Diálogo con el coma.

¿Qué buscás de un viaje? ¿Adónde querés llegar sin el menor sentido de ubicación? ¿Y si te perdés en el intento? ¿Y si se hace imposible volver hacia atrás? Porque dicen que es una adicción, ¿sabías? Cuando hacia adelante se acortan las distancias y el mundo ya no te asusta empieza el tormento de no tolerar amar un sólo sitio. ¿Querés caminar sin rumbo? ¿Eso es lo que buscás de tu vida? Querés caminar sin rumbo, y que nadie te obligue a regresar. Ni nada. Por eso sos tan errante. Por eso no te aferrás. Por eso dejás ir todo en el pánico escénico de exponer tu vulnerabilidad a ojos muy críticos. 

¿Me vas a decir que a los pájaros se los encierra? ¿Estás de acuerdo con eso?

Solamente busco que me deje de importar. No conozco otra forma de apagar el dolor. Ni de cicatrizar heridas. Una roca, hundida debajo de un muelle descuidado, en el que una mujer vestida de bordeaux se sienta los días de sol a dibujar gaviotas. Ya llenó varios libros. Son gaviotas de grafito que dejan manchas en las nubes si se las deja volar mucho tiempo. Aunque, para ellas el tiempo no existe, ya que uno no anda por la vida dibujando relojes. 

Pero vos decías que no importaba cuándo ni cómo ibas a venir corriendo hasta la oficina con el soufflé de naranja y canela y me lo ibas a hacer probar. Me decías que me ibas a convencer de que la canela te recordaba a la casa de té en Córcega y que algún día me ibas a llevar hasta allá porque habías dejado una cadena de oro enterrada abajo de una piedra para obligarte a volver. Nunca probé el soufflé. Nunca jamás volví a escuchar de un lugar llamado Córcega y hasta creo que puedo imaginarme la cadena a millas debajo del mar. 

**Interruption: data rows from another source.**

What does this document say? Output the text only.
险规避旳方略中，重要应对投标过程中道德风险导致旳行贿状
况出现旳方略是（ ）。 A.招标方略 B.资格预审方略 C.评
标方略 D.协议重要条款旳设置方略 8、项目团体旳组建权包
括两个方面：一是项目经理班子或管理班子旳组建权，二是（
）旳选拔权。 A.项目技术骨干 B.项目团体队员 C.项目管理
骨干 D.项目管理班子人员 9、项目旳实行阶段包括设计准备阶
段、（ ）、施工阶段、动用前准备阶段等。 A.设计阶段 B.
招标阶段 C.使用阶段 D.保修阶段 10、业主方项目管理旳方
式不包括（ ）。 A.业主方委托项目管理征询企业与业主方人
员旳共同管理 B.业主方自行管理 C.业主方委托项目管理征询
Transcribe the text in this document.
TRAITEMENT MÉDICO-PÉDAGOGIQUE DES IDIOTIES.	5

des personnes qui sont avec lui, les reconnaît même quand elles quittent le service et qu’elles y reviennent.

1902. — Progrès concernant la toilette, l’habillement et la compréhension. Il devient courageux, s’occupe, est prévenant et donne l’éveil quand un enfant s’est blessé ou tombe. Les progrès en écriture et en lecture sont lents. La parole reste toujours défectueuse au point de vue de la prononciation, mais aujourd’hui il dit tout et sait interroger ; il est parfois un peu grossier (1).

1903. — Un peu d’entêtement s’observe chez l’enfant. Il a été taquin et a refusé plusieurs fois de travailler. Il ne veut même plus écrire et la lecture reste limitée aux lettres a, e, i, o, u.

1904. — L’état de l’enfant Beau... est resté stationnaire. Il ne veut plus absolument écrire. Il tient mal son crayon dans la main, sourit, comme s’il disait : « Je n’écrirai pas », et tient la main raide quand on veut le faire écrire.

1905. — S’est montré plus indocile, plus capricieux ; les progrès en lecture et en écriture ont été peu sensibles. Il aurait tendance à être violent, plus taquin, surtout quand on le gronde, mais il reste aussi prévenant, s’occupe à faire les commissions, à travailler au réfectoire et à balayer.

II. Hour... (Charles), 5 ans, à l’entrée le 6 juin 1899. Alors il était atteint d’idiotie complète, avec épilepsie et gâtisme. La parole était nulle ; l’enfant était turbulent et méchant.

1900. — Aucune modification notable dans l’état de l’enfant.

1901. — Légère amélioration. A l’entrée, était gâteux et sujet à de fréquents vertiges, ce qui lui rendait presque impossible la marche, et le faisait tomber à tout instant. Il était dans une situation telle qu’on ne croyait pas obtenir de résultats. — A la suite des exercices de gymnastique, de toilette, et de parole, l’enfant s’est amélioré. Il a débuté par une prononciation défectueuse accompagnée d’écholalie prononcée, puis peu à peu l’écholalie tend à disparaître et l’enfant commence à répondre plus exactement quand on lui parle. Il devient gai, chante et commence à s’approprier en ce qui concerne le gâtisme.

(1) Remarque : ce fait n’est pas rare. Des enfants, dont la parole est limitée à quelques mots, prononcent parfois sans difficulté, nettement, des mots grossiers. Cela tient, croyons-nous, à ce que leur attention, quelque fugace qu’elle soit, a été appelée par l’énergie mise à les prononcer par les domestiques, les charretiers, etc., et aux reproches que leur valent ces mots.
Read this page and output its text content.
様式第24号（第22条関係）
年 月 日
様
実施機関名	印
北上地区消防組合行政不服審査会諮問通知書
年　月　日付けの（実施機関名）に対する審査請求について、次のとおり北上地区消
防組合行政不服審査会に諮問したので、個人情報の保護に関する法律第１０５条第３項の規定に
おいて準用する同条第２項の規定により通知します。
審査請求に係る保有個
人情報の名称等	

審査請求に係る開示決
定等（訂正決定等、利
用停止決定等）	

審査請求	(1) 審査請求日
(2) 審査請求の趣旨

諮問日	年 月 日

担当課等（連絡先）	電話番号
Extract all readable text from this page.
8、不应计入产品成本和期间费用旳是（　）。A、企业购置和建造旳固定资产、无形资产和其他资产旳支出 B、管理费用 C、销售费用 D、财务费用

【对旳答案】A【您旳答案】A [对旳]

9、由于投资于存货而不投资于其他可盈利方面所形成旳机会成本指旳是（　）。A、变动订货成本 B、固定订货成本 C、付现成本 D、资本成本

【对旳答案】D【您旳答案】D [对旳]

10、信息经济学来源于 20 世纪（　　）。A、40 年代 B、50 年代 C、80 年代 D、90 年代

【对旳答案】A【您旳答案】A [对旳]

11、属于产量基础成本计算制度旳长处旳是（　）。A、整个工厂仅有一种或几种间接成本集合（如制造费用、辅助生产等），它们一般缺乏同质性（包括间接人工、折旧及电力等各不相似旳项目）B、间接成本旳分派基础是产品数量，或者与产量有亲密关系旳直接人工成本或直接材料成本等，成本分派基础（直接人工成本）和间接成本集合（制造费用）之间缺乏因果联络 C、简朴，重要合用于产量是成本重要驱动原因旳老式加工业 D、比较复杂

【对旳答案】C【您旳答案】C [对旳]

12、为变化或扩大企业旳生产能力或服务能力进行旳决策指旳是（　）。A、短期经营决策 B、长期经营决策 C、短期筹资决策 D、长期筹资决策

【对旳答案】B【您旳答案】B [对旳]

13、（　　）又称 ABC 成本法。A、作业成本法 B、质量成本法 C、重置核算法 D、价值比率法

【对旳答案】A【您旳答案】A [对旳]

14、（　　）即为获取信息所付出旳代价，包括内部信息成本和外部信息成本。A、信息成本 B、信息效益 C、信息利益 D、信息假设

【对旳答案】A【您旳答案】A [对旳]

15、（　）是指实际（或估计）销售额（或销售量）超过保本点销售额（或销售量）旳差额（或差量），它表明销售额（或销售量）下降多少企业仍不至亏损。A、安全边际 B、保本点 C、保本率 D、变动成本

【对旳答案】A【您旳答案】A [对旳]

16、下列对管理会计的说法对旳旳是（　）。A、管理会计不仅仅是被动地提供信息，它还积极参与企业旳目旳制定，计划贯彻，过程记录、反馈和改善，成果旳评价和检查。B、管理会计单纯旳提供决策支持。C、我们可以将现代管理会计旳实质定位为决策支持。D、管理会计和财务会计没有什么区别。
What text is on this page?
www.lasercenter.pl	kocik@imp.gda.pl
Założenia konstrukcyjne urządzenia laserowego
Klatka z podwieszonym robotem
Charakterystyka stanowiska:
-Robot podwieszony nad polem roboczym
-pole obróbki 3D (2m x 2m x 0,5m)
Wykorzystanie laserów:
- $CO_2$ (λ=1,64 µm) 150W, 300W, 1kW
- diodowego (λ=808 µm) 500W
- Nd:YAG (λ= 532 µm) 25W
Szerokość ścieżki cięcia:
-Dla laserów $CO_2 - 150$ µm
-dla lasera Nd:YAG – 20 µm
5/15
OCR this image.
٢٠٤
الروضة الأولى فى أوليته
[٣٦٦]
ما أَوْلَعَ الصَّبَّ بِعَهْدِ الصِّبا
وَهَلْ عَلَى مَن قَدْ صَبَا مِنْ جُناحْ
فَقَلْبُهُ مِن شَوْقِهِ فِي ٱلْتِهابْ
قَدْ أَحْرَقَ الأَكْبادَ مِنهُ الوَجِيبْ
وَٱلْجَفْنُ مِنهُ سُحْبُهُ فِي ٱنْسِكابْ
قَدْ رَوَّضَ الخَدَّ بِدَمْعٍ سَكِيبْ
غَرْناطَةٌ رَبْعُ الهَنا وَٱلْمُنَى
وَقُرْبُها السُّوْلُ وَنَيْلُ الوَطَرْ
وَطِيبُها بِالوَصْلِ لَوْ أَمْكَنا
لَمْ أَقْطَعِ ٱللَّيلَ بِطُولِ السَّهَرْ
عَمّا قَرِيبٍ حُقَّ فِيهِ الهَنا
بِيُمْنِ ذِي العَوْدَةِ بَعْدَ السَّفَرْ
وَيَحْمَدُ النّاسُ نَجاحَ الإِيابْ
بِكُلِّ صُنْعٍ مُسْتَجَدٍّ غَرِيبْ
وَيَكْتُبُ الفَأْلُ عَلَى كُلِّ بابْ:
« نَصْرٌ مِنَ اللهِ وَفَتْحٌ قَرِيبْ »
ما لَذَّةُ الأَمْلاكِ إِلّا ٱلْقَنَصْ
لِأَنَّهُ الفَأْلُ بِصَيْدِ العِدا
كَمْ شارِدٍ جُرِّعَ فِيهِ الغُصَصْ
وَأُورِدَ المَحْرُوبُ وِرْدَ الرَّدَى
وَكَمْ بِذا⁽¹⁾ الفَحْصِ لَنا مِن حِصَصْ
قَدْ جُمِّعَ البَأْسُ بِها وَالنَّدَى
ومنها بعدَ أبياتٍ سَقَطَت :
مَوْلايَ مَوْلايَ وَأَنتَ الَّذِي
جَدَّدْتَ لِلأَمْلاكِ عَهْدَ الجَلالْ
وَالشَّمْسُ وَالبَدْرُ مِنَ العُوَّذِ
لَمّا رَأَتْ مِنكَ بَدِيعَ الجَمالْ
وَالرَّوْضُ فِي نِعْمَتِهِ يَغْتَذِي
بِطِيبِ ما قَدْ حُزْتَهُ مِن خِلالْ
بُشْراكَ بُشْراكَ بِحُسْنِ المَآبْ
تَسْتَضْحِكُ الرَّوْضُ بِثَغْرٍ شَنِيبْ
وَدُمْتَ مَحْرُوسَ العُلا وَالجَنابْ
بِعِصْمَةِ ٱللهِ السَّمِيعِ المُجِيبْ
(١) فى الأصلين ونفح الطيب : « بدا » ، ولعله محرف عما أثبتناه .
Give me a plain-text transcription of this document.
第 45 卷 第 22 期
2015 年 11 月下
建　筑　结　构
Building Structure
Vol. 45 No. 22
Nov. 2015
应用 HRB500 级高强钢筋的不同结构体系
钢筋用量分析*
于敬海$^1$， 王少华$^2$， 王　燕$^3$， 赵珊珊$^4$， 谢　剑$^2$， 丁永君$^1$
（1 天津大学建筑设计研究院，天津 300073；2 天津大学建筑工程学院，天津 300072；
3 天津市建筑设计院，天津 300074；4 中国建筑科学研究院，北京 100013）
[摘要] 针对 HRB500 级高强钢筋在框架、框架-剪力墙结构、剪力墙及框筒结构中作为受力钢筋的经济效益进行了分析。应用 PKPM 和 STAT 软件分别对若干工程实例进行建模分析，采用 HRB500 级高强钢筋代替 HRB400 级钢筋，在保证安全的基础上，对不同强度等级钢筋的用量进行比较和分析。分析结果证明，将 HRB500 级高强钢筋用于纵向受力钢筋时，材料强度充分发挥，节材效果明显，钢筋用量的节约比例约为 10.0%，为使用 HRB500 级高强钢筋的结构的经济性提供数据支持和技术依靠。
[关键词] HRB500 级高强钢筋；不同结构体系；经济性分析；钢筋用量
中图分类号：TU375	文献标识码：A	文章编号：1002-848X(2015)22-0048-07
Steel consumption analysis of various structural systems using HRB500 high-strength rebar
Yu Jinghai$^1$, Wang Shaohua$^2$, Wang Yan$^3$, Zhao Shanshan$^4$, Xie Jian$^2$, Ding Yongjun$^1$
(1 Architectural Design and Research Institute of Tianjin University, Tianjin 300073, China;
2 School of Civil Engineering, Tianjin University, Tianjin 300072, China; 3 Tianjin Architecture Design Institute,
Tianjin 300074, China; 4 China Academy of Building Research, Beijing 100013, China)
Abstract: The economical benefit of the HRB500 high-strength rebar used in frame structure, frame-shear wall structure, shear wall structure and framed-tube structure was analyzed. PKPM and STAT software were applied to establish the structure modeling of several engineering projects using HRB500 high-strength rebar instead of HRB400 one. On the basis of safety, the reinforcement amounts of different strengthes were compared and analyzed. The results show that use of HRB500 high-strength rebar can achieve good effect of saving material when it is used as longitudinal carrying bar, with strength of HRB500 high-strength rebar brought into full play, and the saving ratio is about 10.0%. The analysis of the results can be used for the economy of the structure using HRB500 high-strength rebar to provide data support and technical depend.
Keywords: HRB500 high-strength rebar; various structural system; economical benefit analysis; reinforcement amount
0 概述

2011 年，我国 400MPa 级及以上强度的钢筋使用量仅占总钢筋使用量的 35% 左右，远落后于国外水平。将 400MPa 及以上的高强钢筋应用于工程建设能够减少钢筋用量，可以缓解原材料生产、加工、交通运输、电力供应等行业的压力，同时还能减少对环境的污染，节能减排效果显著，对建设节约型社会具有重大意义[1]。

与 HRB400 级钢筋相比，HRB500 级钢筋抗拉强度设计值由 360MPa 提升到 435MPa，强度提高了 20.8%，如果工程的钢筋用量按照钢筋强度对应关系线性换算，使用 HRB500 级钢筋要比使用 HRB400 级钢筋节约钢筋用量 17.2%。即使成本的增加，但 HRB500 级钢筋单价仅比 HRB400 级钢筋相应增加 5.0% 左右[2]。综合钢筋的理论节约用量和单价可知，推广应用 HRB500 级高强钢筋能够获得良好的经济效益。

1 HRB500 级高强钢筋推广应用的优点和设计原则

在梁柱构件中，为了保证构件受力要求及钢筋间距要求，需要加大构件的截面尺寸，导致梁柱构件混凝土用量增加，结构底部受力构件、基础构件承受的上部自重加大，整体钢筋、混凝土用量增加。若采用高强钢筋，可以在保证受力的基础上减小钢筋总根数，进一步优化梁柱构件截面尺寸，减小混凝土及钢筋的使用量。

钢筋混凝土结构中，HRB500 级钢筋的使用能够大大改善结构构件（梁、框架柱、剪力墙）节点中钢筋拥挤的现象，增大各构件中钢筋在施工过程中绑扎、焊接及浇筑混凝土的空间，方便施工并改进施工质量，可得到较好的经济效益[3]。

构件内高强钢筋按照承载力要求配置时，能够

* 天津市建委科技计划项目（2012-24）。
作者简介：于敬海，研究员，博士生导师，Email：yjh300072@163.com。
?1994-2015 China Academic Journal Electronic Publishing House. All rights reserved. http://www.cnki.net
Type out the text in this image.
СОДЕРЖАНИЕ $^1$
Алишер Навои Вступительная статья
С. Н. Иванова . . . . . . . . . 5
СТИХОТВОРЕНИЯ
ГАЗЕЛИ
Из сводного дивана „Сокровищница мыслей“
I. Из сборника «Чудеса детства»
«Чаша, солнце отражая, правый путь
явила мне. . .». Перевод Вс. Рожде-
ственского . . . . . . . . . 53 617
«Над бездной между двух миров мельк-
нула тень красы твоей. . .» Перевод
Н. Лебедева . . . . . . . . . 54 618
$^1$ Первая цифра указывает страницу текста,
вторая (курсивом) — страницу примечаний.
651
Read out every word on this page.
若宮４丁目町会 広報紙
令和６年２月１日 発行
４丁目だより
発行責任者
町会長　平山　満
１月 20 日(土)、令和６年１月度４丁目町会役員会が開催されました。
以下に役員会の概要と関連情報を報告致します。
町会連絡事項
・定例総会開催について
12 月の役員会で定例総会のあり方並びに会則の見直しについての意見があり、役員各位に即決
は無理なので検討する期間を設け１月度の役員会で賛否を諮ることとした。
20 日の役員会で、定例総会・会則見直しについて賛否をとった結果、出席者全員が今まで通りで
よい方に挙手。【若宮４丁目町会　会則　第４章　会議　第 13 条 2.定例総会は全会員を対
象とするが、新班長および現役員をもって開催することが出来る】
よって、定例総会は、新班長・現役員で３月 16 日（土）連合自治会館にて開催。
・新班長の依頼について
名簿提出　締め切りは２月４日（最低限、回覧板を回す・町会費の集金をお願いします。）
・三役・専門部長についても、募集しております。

En esa época era otro hombre. Fueron años de gloria aquellos, y si no hubiera existido gloria alguna significaría que nunca te conocí. Pero eras tan real. Con la ciudad a tu alrededor te veías tan veloz. Tan acorde. Eras la nota justa en un pentagrama que se deslizaba a la velocidad de la luz. Ni siquiera parabas para fumar, o sí, ya no me acuerdo. 
Éste mar no tiene nombre y el muelle ya no aguanta más. Hace días que no veo a la mujer de las gaviotas. Pero sé que va a volver ya que se dejó el lápiz. Tiene que volver, por que hay muchísimas más gaviotas que meses atrás. ¿Te acordás del bar en Girona?

Me acuerdo que fanfarroneabas tu camisa de seda. Y yo te dejaba, por que sé lo que te había costado llegar a comprarla. En ese viaje me di cuenta. Me di cuenta que nunca fuiste mío, ni de nadie. Ni siquiera eras de Castellón, que increíblemente tanto te había cautivado. Y ahora me hablás de gaviotas. ¿Qué tenés en la cabeza? Me llevaste hasta el fin del mundo para nada. 

Yo no sabía. No me hieras más. Si pudiera abrir los ojos y salir de éste mar asqueroso lo compensaría. Te juro que lo compensaría. Siempre fuiste tan linda pero tan impaciente. La mujer-gaviota ya se fue. Como todos los que se fueron, dejando este rincón abandonado. Y el lápiz que usaba se ha convertido en sal. Una sal grisácea que se ha pegado a la madera podrida del muelle. Ya hasta el ruido de las olas me vuelve loco.
Acá sigo flotando, por debajo del muelle. La calma me aturde. Sé que estás del otro lado. Me pregunto si la gaviota bordeaux que se quedaba a comer gusanos de la madera murió. ¿O era una mujer? ¿Una mujer vestida de bordeaux? No, era una gaviota con voz de mujer. Cantaba el ritmo perdido de un vals. Uno que había escuchado en un revoloteo por los años pasajeros. Era el único sonido que conocía. Y ahora ya no está. La mujer se fue, y se llevó a las gaviotas.
Y todo se oscurece. Llegó el momento de partir. Ya no sé a quién le estoy hablando, pero sé que extraño a alguien. Quizás sea hora de mudarme a otras tierras. De nuevo.